A student recently emailed us asking for some data from our 2008 paper:

Goldstein, Daniel G., Johnson, Eric J. & Sharpe, William F. (2008). Choosing outcomes versus choosing products: Consumer-focused retirement investment advice. Journal of Consumer Research, 35(3), 440-456.

In particular, they were interested in the correlation between estimates of risk aversion and loss aversion within a person, which can be seen in the above plot (Figure 4 in the article).

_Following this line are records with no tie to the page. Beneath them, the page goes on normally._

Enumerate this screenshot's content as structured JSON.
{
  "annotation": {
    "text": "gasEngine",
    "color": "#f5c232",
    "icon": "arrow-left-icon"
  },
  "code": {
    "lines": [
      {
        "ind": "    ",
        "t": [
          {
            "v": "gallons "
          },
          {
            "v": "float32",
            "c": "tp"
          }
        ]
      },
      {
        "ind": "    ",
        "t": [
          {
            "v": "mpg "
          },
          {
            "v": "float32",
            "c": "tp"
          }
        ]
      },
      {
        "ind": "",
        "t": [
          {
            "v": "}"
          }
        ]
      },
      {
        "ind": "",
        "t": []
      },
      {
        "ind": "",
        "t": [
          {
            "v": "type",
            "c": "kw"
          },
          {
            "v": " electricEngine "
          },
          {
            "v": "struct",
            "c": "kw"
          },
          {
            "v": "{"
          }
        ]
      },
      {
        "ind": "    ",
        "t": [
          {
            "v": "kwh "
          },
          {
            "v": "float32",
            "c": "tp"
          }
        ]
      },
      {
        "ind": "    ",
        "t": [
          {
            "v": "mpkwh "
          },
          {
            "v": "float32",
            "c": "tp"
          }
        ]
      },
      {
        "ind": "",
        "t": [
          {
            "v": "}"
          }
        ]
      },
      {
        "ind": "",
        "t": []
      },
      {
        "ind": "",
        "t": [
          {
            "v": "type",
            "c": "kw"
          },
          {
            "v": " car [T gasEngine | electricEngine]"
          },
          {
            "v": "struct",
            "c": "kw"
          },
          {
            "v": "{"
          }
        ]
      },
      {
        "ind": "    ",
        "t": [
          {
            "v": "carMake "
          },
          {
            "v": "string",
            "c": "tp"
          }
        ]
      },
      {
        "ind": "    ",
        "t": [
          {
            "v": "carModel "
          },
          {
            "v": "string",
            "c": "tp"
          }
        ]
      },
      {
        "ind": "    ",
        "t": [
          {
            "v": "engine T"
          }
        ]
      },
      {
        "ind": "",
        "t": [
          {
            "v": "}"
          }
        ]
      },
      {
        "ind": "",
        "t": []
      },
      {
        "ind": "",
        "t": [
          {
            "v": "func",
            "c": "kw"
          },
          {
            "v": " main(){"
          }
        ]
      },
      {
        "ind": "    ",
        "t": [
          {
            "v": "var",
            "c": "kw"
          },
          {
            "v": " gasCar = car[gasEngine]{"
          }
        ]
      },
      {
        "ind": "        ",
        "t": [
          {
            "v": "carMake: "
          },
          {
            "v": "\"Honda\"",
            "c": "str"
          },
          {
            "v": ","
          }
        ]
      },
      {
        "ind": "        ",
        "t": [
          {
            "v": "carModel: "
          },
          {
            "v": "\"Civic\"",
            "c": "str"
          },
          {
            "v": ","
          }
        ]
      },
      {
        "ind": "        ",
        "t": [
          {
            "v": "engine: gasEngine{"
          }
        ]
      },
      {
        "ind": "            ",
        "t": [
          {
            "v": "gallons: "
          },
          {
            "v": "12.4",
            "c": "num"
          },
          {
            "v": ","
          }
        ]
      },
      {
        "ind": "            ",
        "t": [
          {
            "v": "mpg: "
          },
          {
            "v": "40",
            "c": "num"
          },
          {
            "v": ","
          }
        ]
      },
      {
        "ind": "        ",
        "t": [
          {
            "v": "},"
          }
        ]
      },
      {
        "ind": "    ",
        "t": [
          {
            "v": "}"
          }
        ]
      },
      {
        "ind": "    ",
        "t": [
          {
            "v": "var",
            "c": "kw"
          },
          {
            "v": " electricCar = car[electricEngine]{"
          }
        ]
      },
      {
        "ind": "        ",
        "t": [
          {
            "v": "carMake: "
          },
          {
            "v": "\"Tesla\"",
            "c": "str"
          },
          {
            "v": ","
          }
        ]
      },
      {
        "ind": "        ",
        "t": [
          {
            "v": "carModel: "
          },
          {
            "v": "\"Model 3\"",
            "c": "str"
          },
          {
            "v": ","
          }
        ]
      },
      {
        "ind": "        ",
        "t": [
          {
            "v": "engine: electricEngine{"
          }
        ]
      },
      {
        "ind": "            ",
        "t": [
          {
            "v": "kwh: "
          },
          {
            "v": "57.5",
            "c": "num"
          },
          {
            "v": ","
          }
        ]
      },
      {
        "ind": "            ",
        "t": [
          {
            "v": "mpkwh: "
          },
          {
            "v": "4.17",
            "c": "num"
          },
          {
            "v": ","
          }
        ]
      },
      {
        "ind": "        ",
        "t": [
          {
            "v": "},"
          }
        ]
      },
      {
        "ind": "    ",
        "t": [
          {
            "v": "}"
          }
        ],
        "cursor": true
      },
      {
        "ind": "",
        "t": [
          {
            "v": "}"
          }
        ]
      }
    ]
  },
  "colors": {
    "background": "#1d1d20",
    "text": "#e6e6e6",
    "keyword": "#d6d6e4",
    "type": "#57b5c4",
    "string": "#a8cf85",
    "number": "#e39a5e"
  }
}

We thought, why not make the data open to the whole world. Here they are:

Goldstein, Johnson, Sharpe (2008) Loss Aversion and Risk Aversion Data

subject: An anonymous identifier indexing the unique human who submitted the data
dist: participants submitted two distributions (one right after another) in Year 1. They were invited back in Year 2 to submit distributions again. There was some dropout. This column tells you which distribution you are looking at.
riskAversion: this is the coefficient of relative risk aversion, commonly referred to as alpha
lossAversion: this is the coefficient of loss aversion, commonly referred to as lambda

Note: There are some extreme values in the data that will throw off your correlations. In the figure above, as noted in the paper, we just plot cases in which lambda is < 25. Here we’ll show how this affects the correlations:

PEARSON CORRELATIONS BETWEEN ALPHA AND LAMBDA: CASES WHERE LAMBDA IS < 25
Distribution Correlation
Year 1 Dist 1 0.65
Year 1 Dist 2 0.60
Year 2 Dist 1 0.52
Year 2 Dist 2 0.48

PEARSON CORRELATIONS BETWEEN ALPHA AND LAMBDA: ALL CASES
Distribution Correlation
Year 1 Dist 1 0.65
Year 1 Dist 2 0.88
Year 2 Dist 1 0.65
Year 2 Dist 2 0.56

Clearly, using the method of Goldstein, Johnson and Sharpe (2008), estimates between risk aversion and loss aversion are quite correlated. The method forces the correlation somewhat: the most loss averse data one can submit will necessarily be quite risk averse.

Feel free to download the data and draw your own conclusions, but please cite the above paper as the source if you do.